Há um número razoável de músicas, as originais e outras novas.  No geral, ficaram muito boas na versão brasileira.  Vi gente comentando que os efeitos especiais foram ruins e houve comparações com Avatar.  Bem, não sou a melhor pessoa para avaliar isso.  Para mim, estavam OK e eu não tenho nenhum interesse por Avatar.  Aliás, um filme pode encher os olhos com o uso da tecnologia mais apurada e não ter alma, coração, e mesmo um roteiro realmente interessante.  A Pequena Sereia live action não é brilhante, mas conseguiu ser um bom filme.  Isso me basta.

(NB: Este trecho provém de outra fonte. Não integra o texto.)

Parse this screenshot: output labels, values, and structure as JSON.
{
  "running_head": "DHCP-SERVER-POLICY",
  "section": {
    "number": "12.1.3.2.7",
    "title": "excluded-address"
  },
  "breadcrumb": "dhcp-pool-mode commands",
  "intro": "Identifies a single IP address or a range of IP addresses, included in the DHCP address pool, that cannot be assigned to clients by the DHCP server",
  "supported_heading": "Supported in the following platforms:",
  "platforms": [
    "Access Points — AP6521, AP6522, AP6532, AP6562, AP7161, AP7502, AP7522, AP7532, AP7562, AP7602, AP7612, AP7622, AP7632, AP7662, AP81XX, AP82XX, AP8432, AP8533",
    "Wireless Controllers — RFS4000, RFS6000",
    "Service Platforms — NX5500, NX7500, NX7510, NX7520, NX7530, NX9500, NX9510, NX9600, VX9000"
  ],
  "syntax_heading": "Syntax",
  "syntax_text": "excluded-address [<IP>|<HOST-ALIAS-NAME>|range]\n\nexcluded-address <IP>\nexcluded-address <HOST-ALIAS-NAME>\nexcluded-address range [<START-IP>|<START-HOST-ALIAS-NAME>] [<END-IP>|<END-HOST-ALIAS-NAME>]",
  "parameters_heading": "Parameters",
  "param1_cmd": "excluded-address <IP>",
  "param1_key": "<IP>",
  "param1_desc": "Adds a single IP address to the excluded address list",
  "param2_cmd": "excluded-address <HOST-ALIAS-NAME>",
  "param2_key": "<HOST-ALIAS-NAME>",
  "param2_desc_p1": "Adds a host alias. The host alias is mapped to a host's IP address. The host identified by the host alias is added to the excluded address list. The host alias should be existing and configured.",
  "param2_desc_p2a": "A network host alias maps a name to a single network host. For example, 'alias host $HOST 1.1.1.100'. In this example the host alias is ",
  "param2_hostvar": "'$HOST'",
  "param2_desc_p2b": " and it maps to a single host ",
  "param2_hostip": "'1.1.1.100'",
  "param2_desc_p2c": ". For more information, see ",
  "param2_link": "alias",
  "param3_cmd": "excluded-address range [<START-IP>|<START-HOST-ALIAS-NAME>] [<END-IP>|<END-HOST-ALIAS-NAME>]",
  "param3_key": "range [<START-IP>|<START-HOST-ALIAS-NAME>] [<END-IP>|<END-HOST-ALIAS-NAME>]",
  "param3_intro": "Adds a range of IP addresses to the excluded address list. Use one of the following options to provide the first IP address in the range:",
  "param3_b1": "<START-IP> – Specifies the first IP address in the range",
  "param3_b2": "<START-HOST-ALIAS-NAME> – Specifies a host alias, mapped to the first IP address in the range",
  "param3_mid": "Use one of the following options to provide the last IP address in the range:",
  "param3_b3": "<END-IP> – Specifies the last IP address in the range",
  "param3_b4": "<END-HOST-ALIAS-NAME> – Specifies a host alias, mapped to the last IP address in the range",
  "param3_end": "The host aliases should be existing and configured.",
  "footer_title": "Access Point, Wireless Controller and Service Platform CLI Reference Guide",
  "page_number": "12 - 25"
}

Concluindo, repito que toda e qualquer releitura live action de animação da Disney me parece desnecessária.   Há muitas histórias para contar e recontar o que já foi bem feito é somente uma forma de tentar conseguir dinheiro fácil dos saudosistas e curiosos e um tanto de preguiça, também.  Espero que A Pequena Sereia tenha atendido às expectativas de bilheteria, porque com a estreia do Aranhaverso 2 a disputa vai ser muito cerrada.

3 pessoas comentaram:

Este comentário foi removido pelo autor.

Vc assistiu dublado? quero levar minha priminha para ver, mas queria saber se a dublagem tá boa

O padrão da Disney é alto. A dublagem está boa, sim.